Sosyalistlerin sınıfta kaldığı Mustafa Kemal’in Askerleriyiz tartışmasında onlara ders verebilecek bir kesim var: LDP ve benzeri liberal kesimler…
Yıllarca bizim sol kesimin de Atatürkçü solun da en beğenmediğimiz, eleştirdiğimiz kesim liberallerdi. Gerçekte onlar da bu eleştiriyi hak etmiyor değildi tabii. Türkiye’deki siyasî saflaşmayı Kemalizm ile demokrasi arasındaki bir karşıtlık olarak görüyorlardı ve bu da onları yanlış bir noktaya taşıyordu. Fakat zamanla Cem Toker ve onun gibi düşünen birçok liberal, asıl kavganın Şeriatçılıkla laiklik, Cumhuriyet ve Atatürkçülük arasında olduğunu gördüler. Türkiye’de demokrasinin temel düşmanı Şeriatçılıktır. Zaten Türkiye’de başka bir zemin üzerinden yürüyemeyen faşizm de en büyük başarılarını dincilik üzerinden kazanabildi, iktidar olup bu iktidarı yıllarca sürdürdü.

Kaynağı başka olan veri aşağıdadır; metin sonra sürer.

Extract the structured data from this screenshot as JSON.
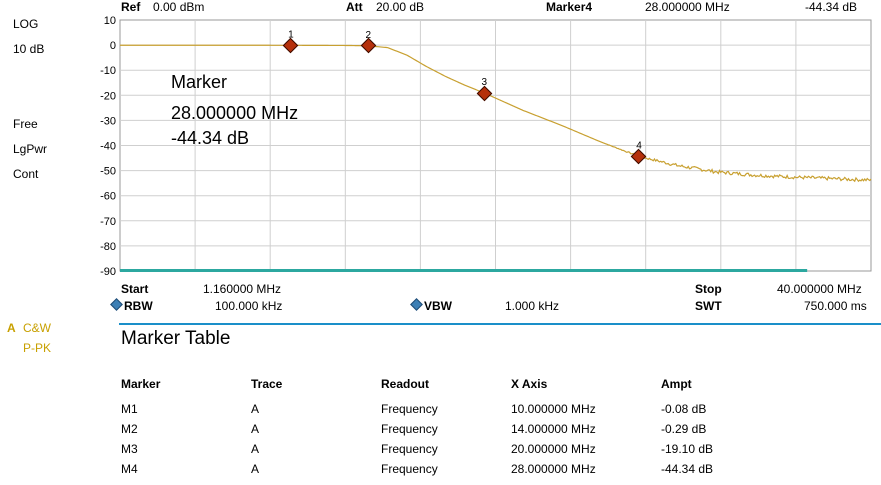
{
  "side": {
    "scale_type": "LOG",
    "scale_div": "10 dB",
    "free": "Free",
    "lgpwr": "LgPwr",
    "cont": "Cont",
    "trace_a": "A",
    "trace_det1": "C&W",
    "trace_det2": "P-PK"
  },
  "header": {
    "ref_label": "Ref",
    "ref_value": "0.00 dBm",
    "att_label": "Att",
    "att_value": "20.00 dB",
    "marker_label": "Marker4",
    "marker_freq": "28.000000 MHz",
    "marker_ampt": "-44.34 dB"
  },
  "footer": {
    "start_label": "Start",
    "start_value": "1.160000 MHz",
    "stop_label": "Stop",
    "stop_value": "40.000000 MHz",
    "rbw_label": "RBW",
    "rbw_value": "100.000 kHz",
    "vbw_label": "VBW",
    "vbw_value": "1.000 kHz",
    "swt_label": "SWT",
    "swt_value": "750.000 ms"
  },
  "annotation": {
    "title": "Marker",
    "freq": "28.000000 MHz",
    "ampt": "-44.34 dB"
  },
  "colors": {
    "trace": "#c8a030",
    "marker": "#b5300b",
    "grid": "#cfcfcf",
    "accent": "#1a8fc9",
    "trace_label": "#c8a000"
  },
  "chart_data": {
    "type": "line",
    "x_axis": "frequency",
    "x_range": [
      1.16,
      40.0
    ],
    "ylim": [
      -90,
      10
    ],
    "yticks": [
      "10",
      "0",
      "-10",
      "-20",
      "-30",
      "-40",
      "-50",
      "-60",
      "-70",
      "-80",
      "-90"
    ],
    "grid": true,
    "series": [
      {
        "x": [
          1.16,
          5,
          10,
          13,
          14,
          15,
          16,
          17,
          18,
          19,
          20,
          22,
          24,
          26,
          28,
          30,
          32,
          34,
          36,
          38,
          40
        ],
        "y": [
          -0.05,
          -0.05,
          -0.08,
          -0.15,
          -0.29,
          -1.0,
          -4.0,
          -8.5,
          -12.5,
          -16.0,
          -19.1,
          -26.0,
          -32.0,
          -38.5,
          -44.34,
          -48.0,
          -50.5,
          -51.8,
          -52.6,
          -53.2,
          -53.8
        ]
      }
    ],
    "markers": [
      {
        "label": "1",
        "x": 10.0,
        "y": -0.08
      },
      {
        "label": "2",
        "x": 14.0,
        "y": -0.29
      },
      {
        "label": "3",
        "x": 20.0,
        "y": -19.1
      },
      {
        "label": "4",
        "x": 28.0,
        "y": -44.34
      }
    ]
  },
  "marker_table": {
    "title": "Marker Table",
    "headers": [
      "Marker",
      "Trace",
      "Readout",
      "X Axis",
      "Ampt"
    ],
    "rows": [
      [
        "M1",
        "A",
        "Frequency",
        "10.000000 MHz",
        "-0.08 dB"
      ],
      [
        "M2",
        "A",
        "Frequency",
        "14.000000 MHz",
        "-0.29 dB"
      ],
      [
        "M3",
        "A",
        "Frequency",
        "20.000000 MHz",
        "-19.10 dB"
      ],
      [
        "M4",
        "A",
        "Frequency",
        "28.000000 MHz",
        "-44.34 dB"
      ]
    ]
  }
}
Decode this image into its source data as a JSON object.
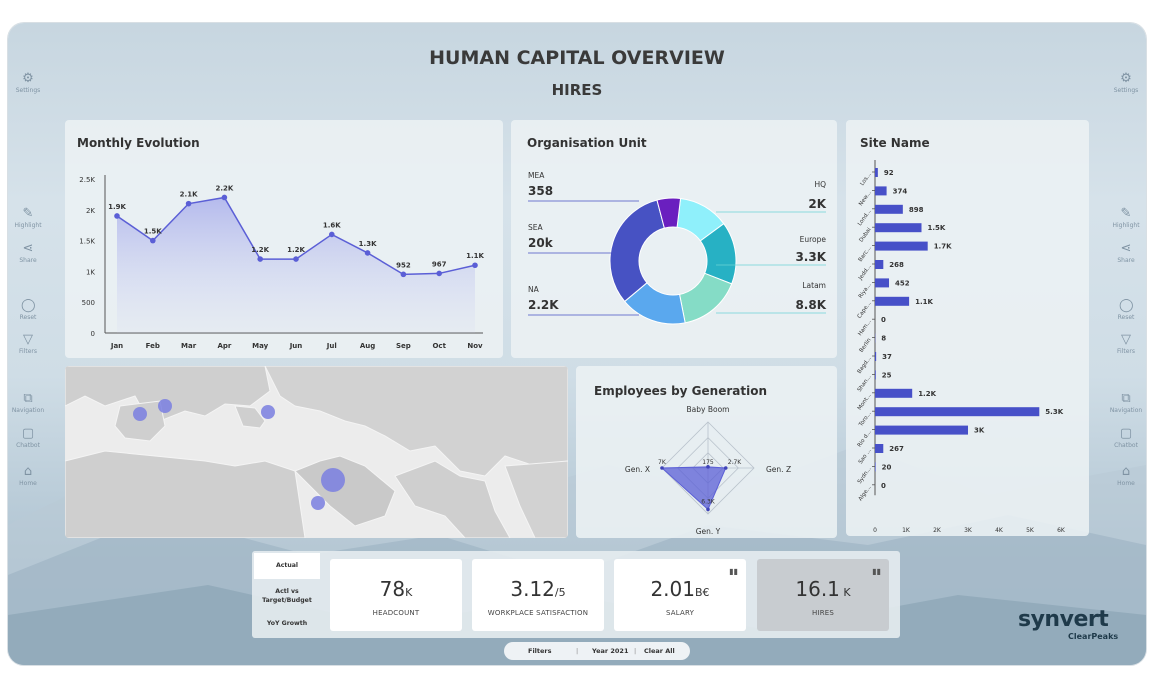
{
  "header": {
    "title": "HUMAN CAPITAL OVERVIEW",
    "subtitle": "HIRES"
  },
  "side_left": [
    {
      "label": "Settings",
      "icon": "gear-icon"
    },
    {
      "label": "Highlight",
      "icon": "highlighter-icon"
    },
    {
      "label": "Share",
      "icon": "share-icon"
    },
    {
      "label": "Reset",
      "icon": "reset-icon"
    },
    {
      "label": "Filters",
      "icon": "filter-icon"
    },
    {
      "label": "Navigation",
      "icon": "navigation-icon"
    },
    {
      "label": "Chatbot",
      "icon": "chat-icon"
    },
    {
      "label": "Home",
      "icon": "home-icon"
    }
  ],
  "side_right": [
    {
      "label": "Settings",
      "icon": "gear-icon"
    },
    {
      "label": "Highlight",
      "icon": "highlighter-icon"
    },
    {
      "label": "Share",
      "icon": "share-icon"
    },
    {
      "label": "Reset",
      "icon": "reset-icon"
    },
    {
      "label": "Filters",
      "icon": "filter-icon"
    },
    {
      "label": "Navigation",
      "icon": "navigation-icon"
    },
    {
      "label": "Chatbot",
      "icon": "chat-icon"
    },
    {
      "label": "Home",
      "icon": "home-icon"
    }
  ],
  "panels": {
    "monthly": "Monthly Evolution",
    "org": "Organisation Unit",
    "site": "Site Name",
    "generation": "Employees by Generation"
  },
  "chart_data": [
    {
      "type": "area",
      "title": "Monthly Evolution",
      "categories": [
        "Jan",
        "Feb",
        "Mar",
        "Apr",
        "May",
        "Jun",
        "Jul",
        "Aug",
        "Sep",
        "Oct",
        "Nov"
      ],
      "values": [
        1900,
        1500,
        2100,
        2200,
        1200,
        1200,
        1600,
        1300,
        952,
        967,
        1100
      ],
      "data_labels": [
        "1.9K",
        "1.5K",
        "2.1K",
        "2.2K",
        "1.2K",
        "1.2K",
        "1.6K",
        "1.3K",
        "952",
        "967",
        "1.1K"
      ],
      "yticks": [
        "0",
        "500",
        "1K",
        "1.5K",
        "2K",
        "2.5K"
      ],
      "ylim": [
        0,
        2500
      ],
      "color": "#5b5fd6"
    },
    {
      "type": "pie",
      "title": "Organisation Unit",
      "slices": [
        {
          "name": "HQ",
          "label": "2K",
          "value": 2000,
          "color": "#8ff0fb"
        },
        {
          "name": "Europe",
          "label": "3.3K",
          "value": 3300,
          "color": "#27b1c4"
        },
        {
          "name": "Latam",
          "label": "8.8K",
          "value": 8800,
          "color": "#85dcc6"
        },
        {
          "name": "NA",
          "label": "2.2K",
          "value": 2200,
          "color": "#5aa8ee"
        },
        {
          "name": "SEA",
          "label": "20k",
          "value": 20000,
          "color": "#4752c3"
        },
        {
          "name": "MEA",
          "label": "358",
          "value": 358,
          "color": "#6a1fbf"
        }
      ]
    },
    {
      "type": "bar",
      "title": "Site Name",
      "categories": [
        "Los...",
        "New...",
        "Lond...",
        "Dubai",
        "Barc...",
        "Jedd...",
        "Riya...",
        "Cape...",
        "Ham...",
        "Berlin",
        "Bagd...",
        "Shan...",
        "Mont...",
        "Toro...",
        "Rio d...",
        "Sao ...",
        "Sydn...",
        "Alge..."
      ],
      "values": [
        92,
        374,
        898,
        1500,
        1700,
        268,
        452,
        1100,
        0,
        8,
        37,
        25,
        1200,
        5300,
        3000,
        267,
        20,
        0
      ],
      "data_labels": [
        "92",
        "374",
        "898",
        "1.5K",
        "1.7K",
        "268",
        "452",
        "1.1K",
        "0",
        "8",
        "37",
        "25",
        "1.2K",
        "5.3K",
        "3K",
        "267",
        "20",
        "0"
      ],
      "xticks": [
        "0",
        "1K",
        "2K",
        "3K",
        "4K",
        "5K",
        "6K"
      ],
      "xlim": [
        0,
        6000
      ],
      "color": "#4750c8"
    },
    {
      "type": "radar",
      "title": "Employees by Generation",
      "axes": [
        "Baby Boom",
        "Gen. Z",
        "Gen. Y",
        "Gen. X"
      ],
      "values": [
        175,
        2700,
        6300,
        7000
      ],
      "data_labels": [
        "175",
        "2.7K",
        "6.3K",
        "7K"
      ],
      "color": "#5b5fd6"
    }
  ],
  "map": {
    "bubbles": [
      {
        "name": "Portugal"
      },
      {
        "name": "Spain"
      },
      {
        "name": "Turkey"
      },
      {
        "name": "Saudi Arabia"
      },
      {
        "name": "Yemen"
      }
    ]
  },
  "tabs": [
    {
      "label": "Actual"
    },
    {
      "label": "Actl vs Target/Budget"
    },
    {
      "label": "YoY Growth"
    }
  ],
  "kpis": [
    {
      "value": "78",
      "unit": "K",
      "label": "HEADCOUNT"
    },
    {
      "value": "3.12",
      "unit": "/5",
      "label": "WORKPLACE SATISFACTION"
    },
    {
      "value": "2.01",
      "unit": "B€",
      "label": "SALARY"
    },
    {
      "value": "16.1",
      "unit": " K",
      "label": "HIRES"
    }
  ],
  "bottom_bar": {
    "filters": "Filters",
    "year": "Year 2021",
    "clear": "Clear All"
  },
  "brand": {
    "name": "synvert",
    "sub": "ClearPeaks"
  }
}
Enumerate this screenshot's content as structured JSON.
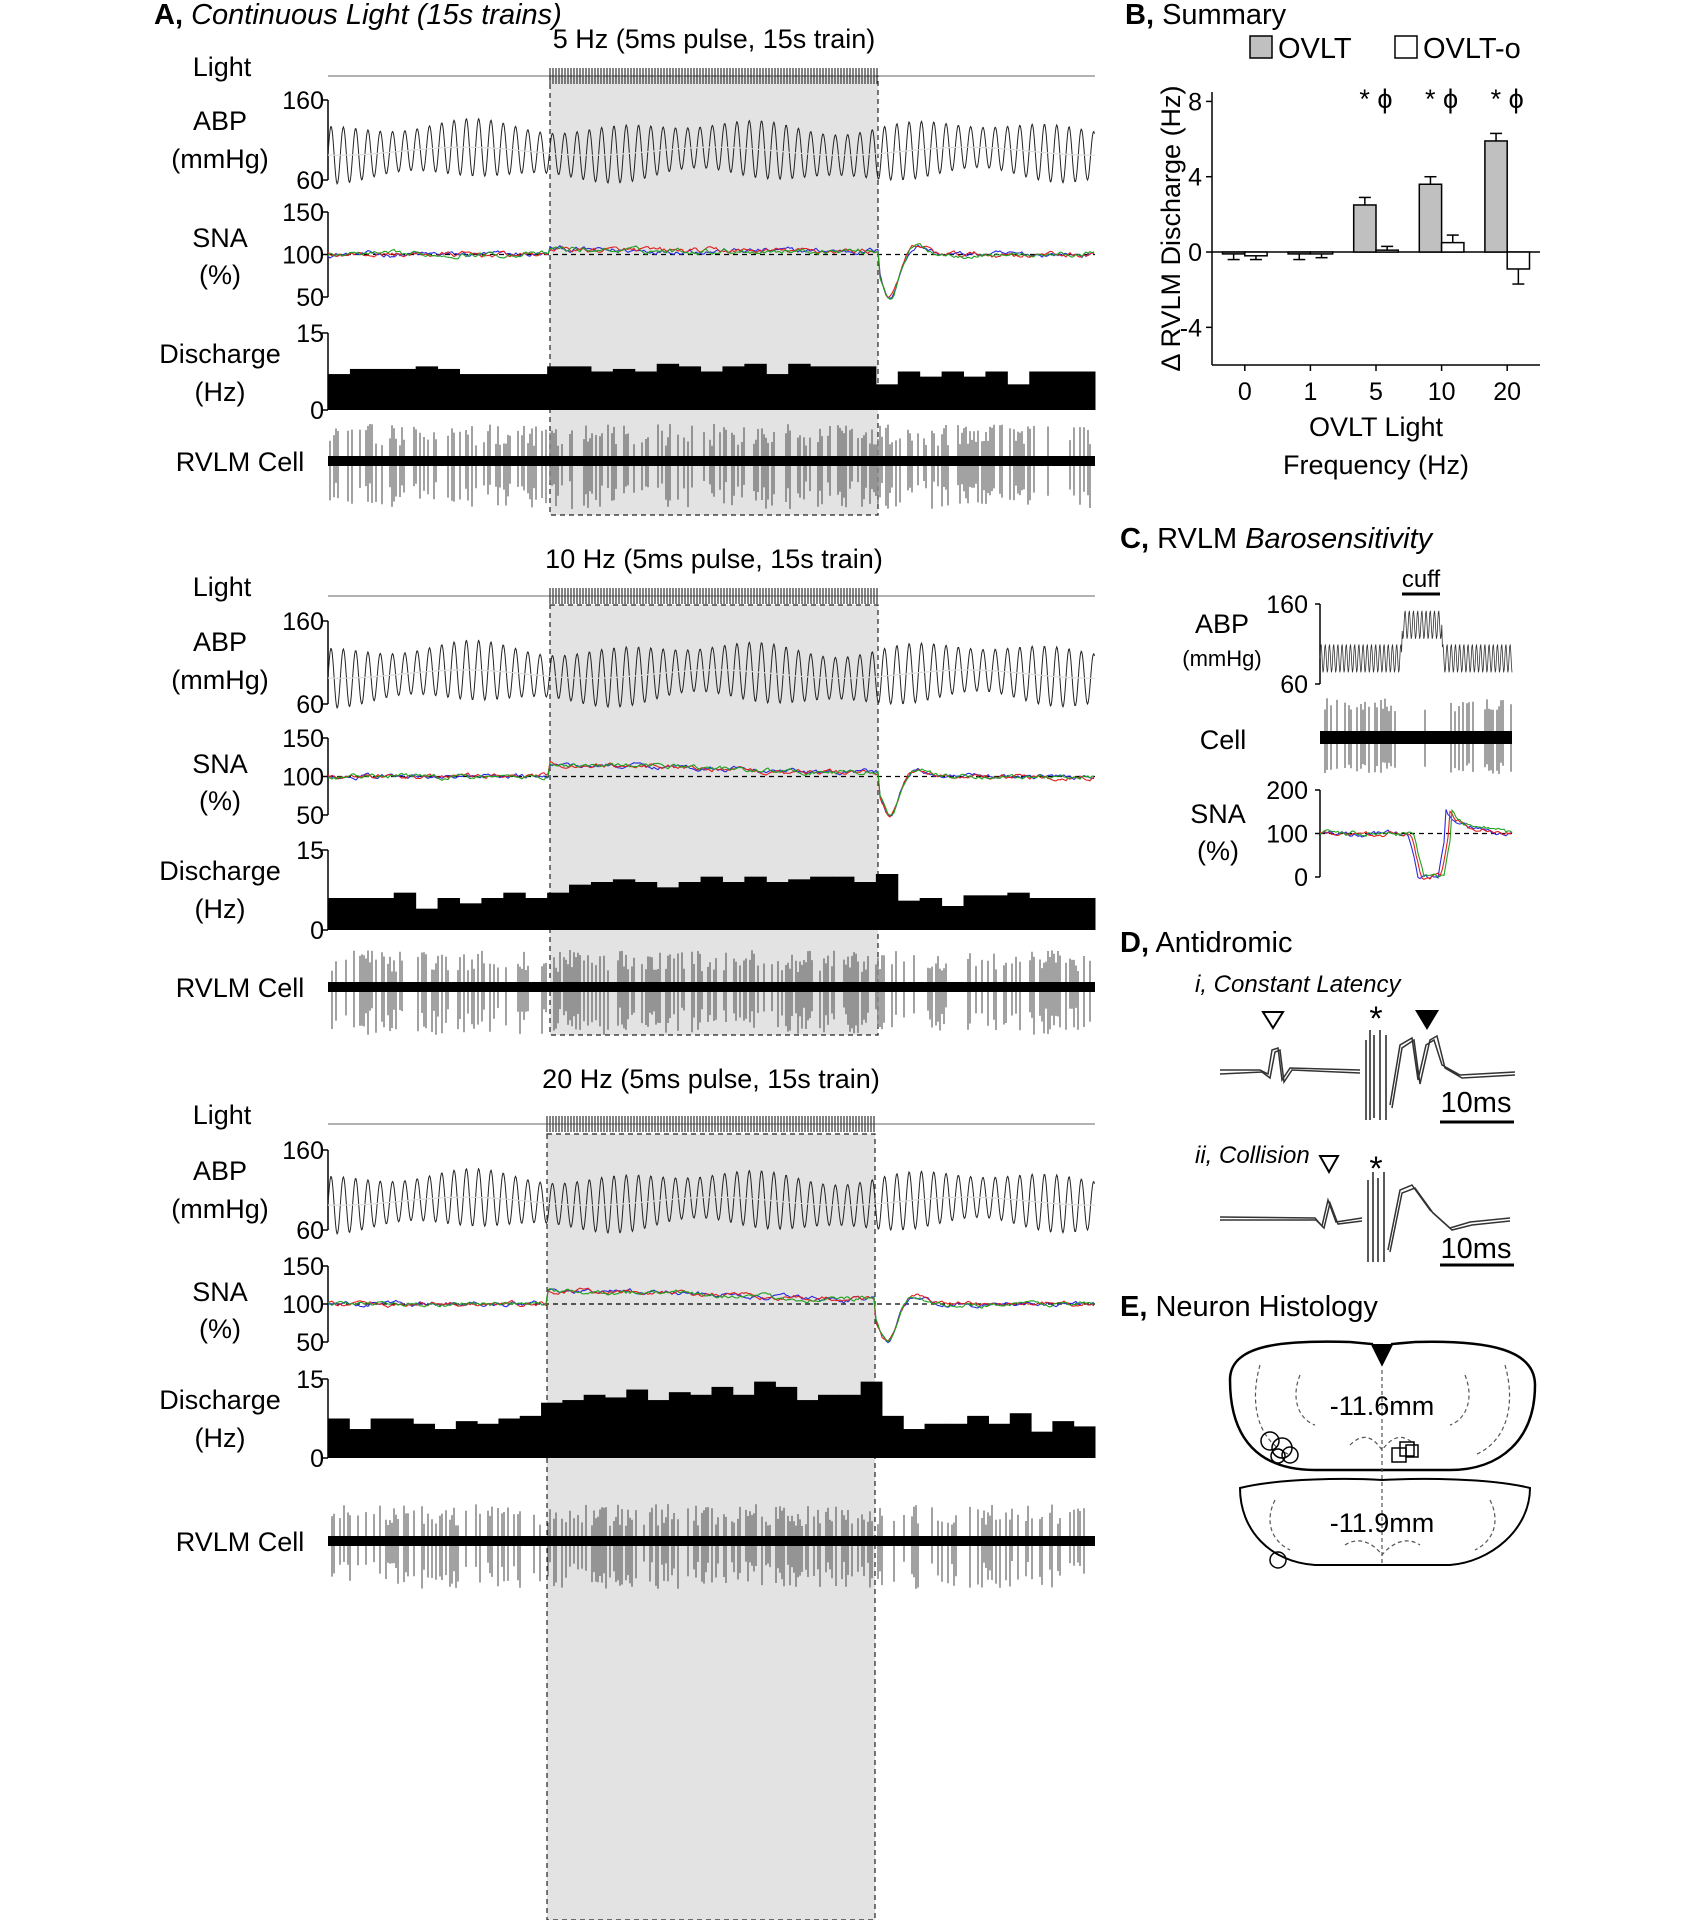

Kısacası liberaller; Cumhuriyet, Atatürk ve laiklik olmadan demokrasi de özgürlük de olamayacağını çok iyi gördüler. Tebrik etmek lazım. Son tartışmada da doğrudan Mustafa Kemal’in Askeri olmayı savundular.
Liberaller bu doğru noktaya nasıl gelebildi ve sosyalistler neden bu anti-Kemalizm bataklığından çıkamıyor? Bu, belki de başka bir yazının konusu olacak kadar önemli bir soru ama yine de kısa bir yanıt vermeliyiz.
Sosyalistler, özellikle de Marksistler, dünyada bulunabilecek en skolastik insan türüdür. Geçmişteki ustalar (selefler!) millî devletlere, cumhuriyetlere burjuva ve gerici demiştir. Demek ki Mustafa Kemal Atatürk ve Cumhuriyet burjuva, bunları savunanlar da gericidir. Garip ama gerçek. Ne yaparsanız yapın, ne kanıt getirirseniz getirin bu skolastik sosyalistleri bu çukurdan çıkaramazsınız. AKP Şeriatçılığı 20 değil 40 küsur yıl memleketi yönetse bu adamlar yine de Mustafa Kemal’in Askeri olmazlar. Liberalse en azından dogmalarla kısıtlı olmadığı için ideolojisi yanlış da olsa bir gün politik olarak doğru noktaya gelebilir.
Hepsini geçtim… Mesele kendini Türk ve Atatürkçü hissedebilmekte. Bunu hissetmeyen, elbette Mustafa Kemal’in Askeri olmaz, olamaz. Her şey olur, onu olmaz!